I’m extremely happy to say that my Google Summer of Code project proposal was approved! That means I get to spend my summer working on my favorite project, PyPy, and combine it with NumPy. Hopefully the result will be an extra efficient NumPy implementation on PyPy.
This morning I met with Maciej Fijałkowski and Stéfan van der Walt, my unofficial mentor, representing PyPy, and my official mentor, representing NumPy respectively. Since exposing my proposal to the NumPy mailing list, it became apparent that my project, in order to best serve the existing NumPy users, would need to be approached differently. It seems that everyone uses their obscure corners of the library, and it would be tough to address only the most used parts and still make anyone happy.

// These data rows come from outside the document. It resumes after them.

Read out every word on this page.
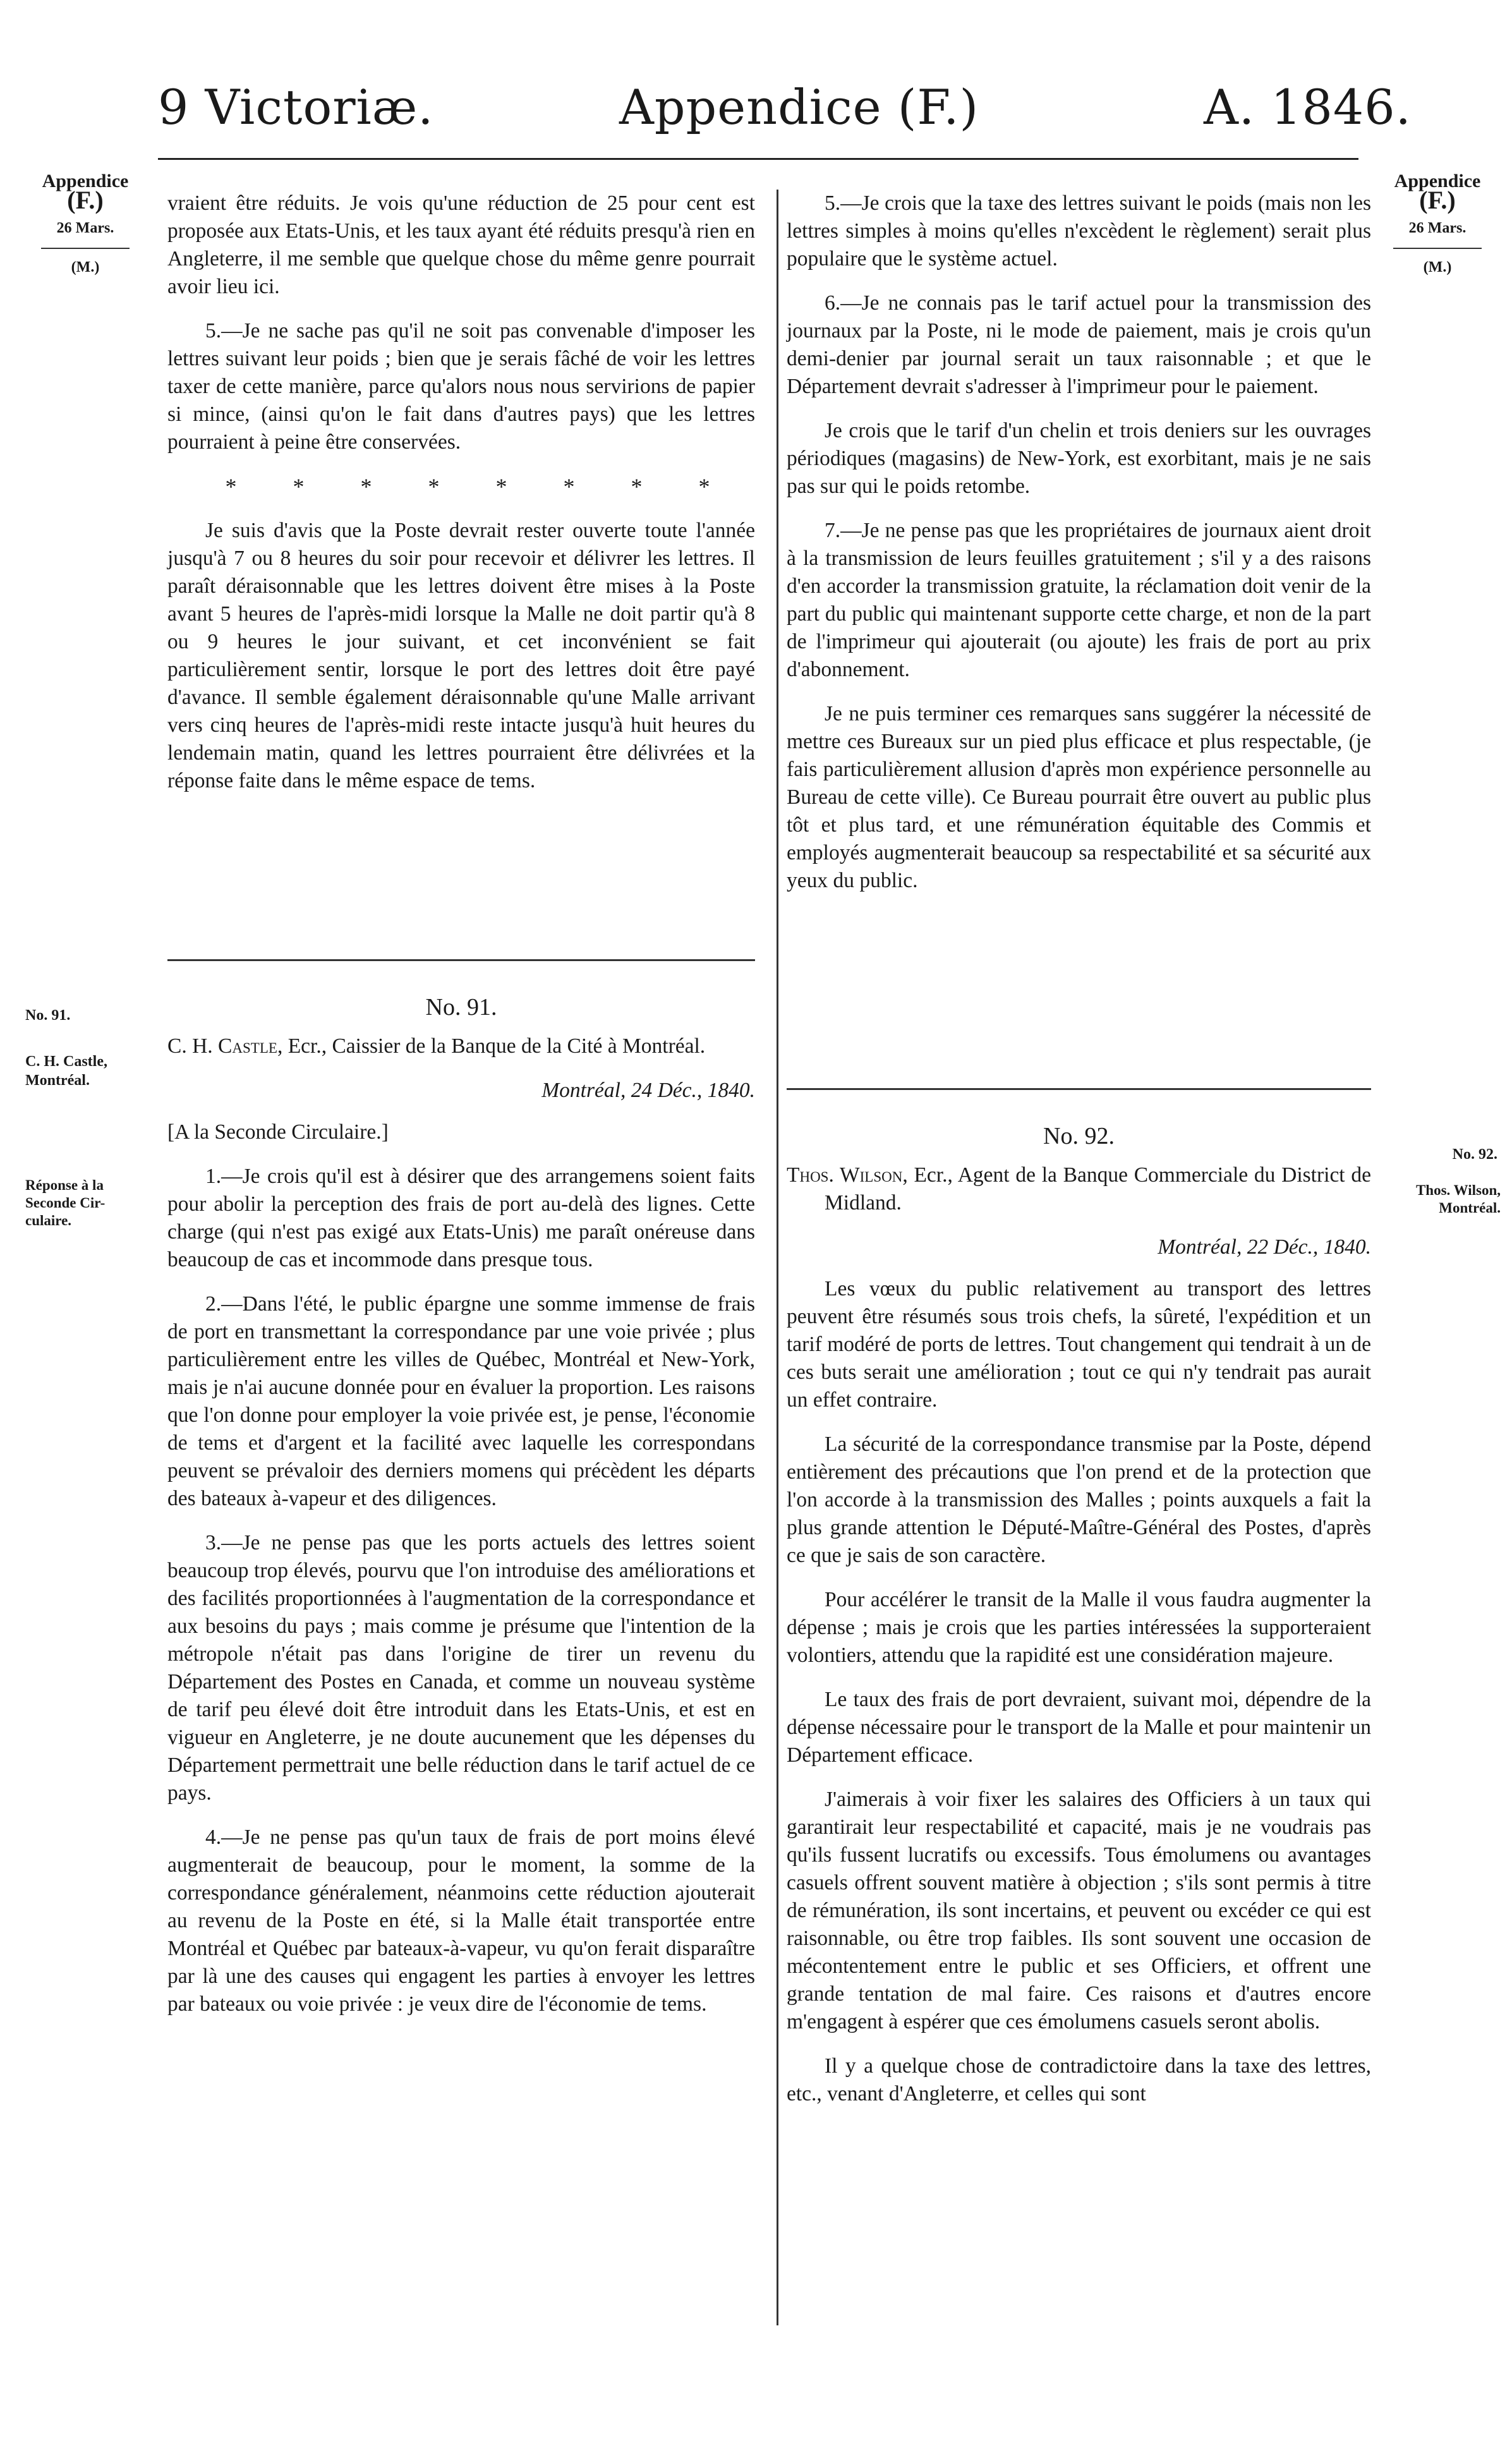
9 Victoriæ.	Appendice (F.)	A. 1846.
Appendice
(F.)
26 Mars.
(M.)
No. 91.
C. H. Castle,
Montréal.
Réponse à la
Seconde Cir-
culaire.
Appendice
(F.)
26 Mars.
(M.)
No. 92.
Thos. Wilson,
Montréal.

vraient être réduits. Je vois qu'une réduction de 25 pour cent est proposée aux Etats-Unis, et les taux ayant été réduits presqu'à rien en Angleterre, il me semble que quelque chose du même genre pourrait avoir lieu ici.

5.—Je ne sache pas qu'il ne soit pas convenable d'imposer les lettres suivant leur poids ; bien que je serais fâché de voir les lettres taxer de cette manière, parce qu'alors nous nous servirions de papier si mince, (ainsi qu'on le fait dans d'autres pays) que les lettres pourraient à peine être conservées.

* * * * * * * *

Je suis d'avis que la Poste devrait rester ouverte toute l'année jusqu'à 7 ou 8 heures du soir pour recevoir et délivrer les lettres. Il paraît déraisonnable que les lettres doivent être mises à la Poste avant 5 heures de l'après-midi lorsque la Malle ne doit partir qu'à 8 ou 9 heures le jour suivant, et cet inconvénient se fait particulièrement sentir, lorsque le port des lettres doit être payé d'avance. Il semble également déraisonnable qu'une Malle arrivant vers cinq heures de l'après-midi reste intacte jusqu'à huit heures du lendemain matin, quand les lettres pourraient être délivrées et la réponse faite dans le même espace de tems.

No. 91.

C. H. Castle, Ecr., Caissier de la Banque de la Cité à Montréal.

Montréal, 24 Déc., 1840.

[A la Seconde Circulaire.]

1.—Je crois qu'il est à désirer que des arrangemens soient faits pour abolir la perception des frais de port au-delà des lignes. Cette charge (qui n'est pas exigé aux Etats-Unis) me paraît onéreuse dans beaucoup de cas et incommode dans presque tous.

2.—Dans l'été, le public épargne une somme immense de frais de port en transmettant la correspondance par une voie privée ; plus particulièrement entre les villes de Québec, Montréal et New-York, mais je n'ai aucune donnée pour en évaluer la proportion. Les raisons que l'on donne pour employer la voie privée est, je pense, l'économie de tems et d'argent et la facilité avec laquelle les correspondans peuvent se prévaloir des derniers momens qui précèdent les départs des bateaux à-vapeur et des diligences.

3.—Je ne pense pas que les ports actuels des lettres soient beaucoup trop élevés, pourvu que l'on introduise des améliorations et des facilités proportionnées à l'augmentation de la correspondance et aux besoins du pays ; mais comme je présume que l'intention de la métropole n'était pas dans l'origine de tirer un revenu du Département des Postes en Canada, et comme un nouveau système de tarif peu élevé doit être introduit dans les Etats-Unis, et est en vigueur en Angleterre, je ne doute aucunement que les dépenses du Département permettrait une belle réduction dans le tarif actuel de ce pays.

4.—Je ne pense pas qu'un taux de frais de port moins élevé augmenterait de beaucoup, pour le moment, la somme de la correspondance généralement, néanmoins cette réduction ajouterait au revenu de la Poste en été, si la Malle était transportée entre Montréal et Québec par bateaux-à-vapeur, vu qu'on ferait disparaître par là une des causes qui engagent les parties à envoyer les lettres par bateaux ou voie privée : je veux dire de l'économie de tems.

5.—Je crois que la taxe des lettres suivant le poids (mais non les lettres simples à moins qu'elles n'excèdent le règlement) serait plus populaire que le système actuel.

6.—Je ne connais pas le tarif actuel pour la transmission des journaux par la Poste, ni le mode de paiement, mais je crois qu'un demi-denier par journal serait un taux raisonnable ; et que le Département devrait s'adresser à l'imprimeur pour le paiement.

Je crois que le tarif d'un chelin et trois deniers sur les ouvrages périodiques (magasins) de New-York, est exorbitant, mais je ne sais pas sur qui le poids retombe.

7.—Je ne pense pas que les propriétaires de journaux aient droit à la transmission de leurs feuilles gratuitement ; s'il y a des raisons d'en accorder la transmission gratuite, la réclamation doit venir de la part du public qui maintenant supporte cette charge, et non de la part de l'imprimeur qui ajouterait (ou ajoute) les frais de port au prix d'abonnement.

Je ne puis terminer ces remarques sans suggérer la nécessité de mettre ces Bureaux sur un pied plus efficace et plus respectable, (je fais particulièrement allusion d'après mon expérience personnelle au Bureau de cette ville). Ce Bureau pourrait être ouvert au public plus tôt et plus tard, et une rémunération équitable des Commis et employés augmenterait beaucoup sa respectabilité et sa sécurité aux yeux du public.

No. 92.

Thos. Wilson, Ecr., Agent de la Banque Commerciale du District de Midland.

Montréal, 22 Déc., 1840.

Les vœux du public relativement au transport des lettres peuvent être résumés sous trois chefs, la sûreté, l'expédition et un tarif modéré de ports de lettres. Tout changement qui tendrait à un de ces buts serait une amélioration ; tout ce qui n'y tendrait pas aurait un effet contraire.

La sécurité de la correspondance transmise par la Poste, dépend entièrement des précautions que l'on prend et de la protection que l'on accorde à la transmission des Malles ; points auxquels a fait la plus grande attention le Député-Maître-Général des Postes, d'après ce que je sais de son caractère.

Pour accélérer le transit de la Malle il vous faudra augmenter la dépense ; mais je crois que les parties intéressées la supporteraient volontiers, attendu que la rapidité est une considération majeure.

Le taux des frais de port devraient, suivant moi, dépendre de la dépense nécessaire pour le transport de la Malle et pour maintenir un Département efficace.

J'aimerais à voir fixer les salaires des Officiers à un taux qui garantirait leur respectabilité et capacité, mais je ne voudrais pas qu'ils fussent lucratifs ou excessifs. Tous émolumens ou avantages casuels offrent souvent matière à objection ; s'ils sont permis à titre de rémunération, ils sont incertains, et peuvent ou excéder ce qui est raisonnable, ou être trop faibles. Ils sont souvent une occasion de mécontentement entre le public et ses Officiers, et offrent une grande tentation de mal faire. Ces raisons et d'autres encore m'engagent à espérer que ces émolumens casuels seront abolis.

Il y a quelque chose de contradictoire dans la taxe des lettres, etc., venant d'Angleterre, et celles qui sont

Because of these needs I couldn’t really just hack away on a small subset of NumPy and have my project be useful at all. Originally it was proposed that we try and replace NumPy in a piecemeal approach with RPython code, however there were numerous technical problems and practical problems with this approach. (Such as the JIT not being so useful when there’s C code, and the extra overhead of trying to keep my code “plugged into” NumPy’s existing code) Stéfan came up with a sane approach, however. We will first port NumPy to PyPy by way of CPyExt (a growing PyPy sub-project allowing CPython extensions to be compiled to work with PyPy, described a bit here). This way, we will be completely compatible with NumPy on CPython. This allows us to do whatever we please with micronumpy. The idea as it is today is to provide both side-by side, and allow converting between the two via micronumpy.asarray()
and numpy.asarray()
or something of that sort. micronumpy arrays will likely be lacking in features, but blazingly fast by comparison, and NumPy arrays will be mostly identical in speed, and as CPyExt matures, I expect that speed to converge to CPython speeds). In the long term it would be great to make micronumpy arrays completely compatible with NumPy arrays. I plan to re-use as much of NumPy as I can for micronumpy arrays.
To Do
The question remains, then. How should I move forward from today? Well, I’m going to stay on top of my school work, and then on the 16th I’ll be able to really start working on this. Starting on the 16th this is what I need to accomplish.
- Clean up the existing micronumpy code. I worked on it during school and the result is functional, mostly, but it’s quite ugly, and is less than ideal in many ways.
- Eliminate trivial errors with building NumPy with CPyExt. Stéfan created a bug here.
- Port existing micronumpy code to low level RPython arrays, maybe should be done during the cleanup.
- Add
__array_interface__
to micronumpy arrays to facilitate interoperability.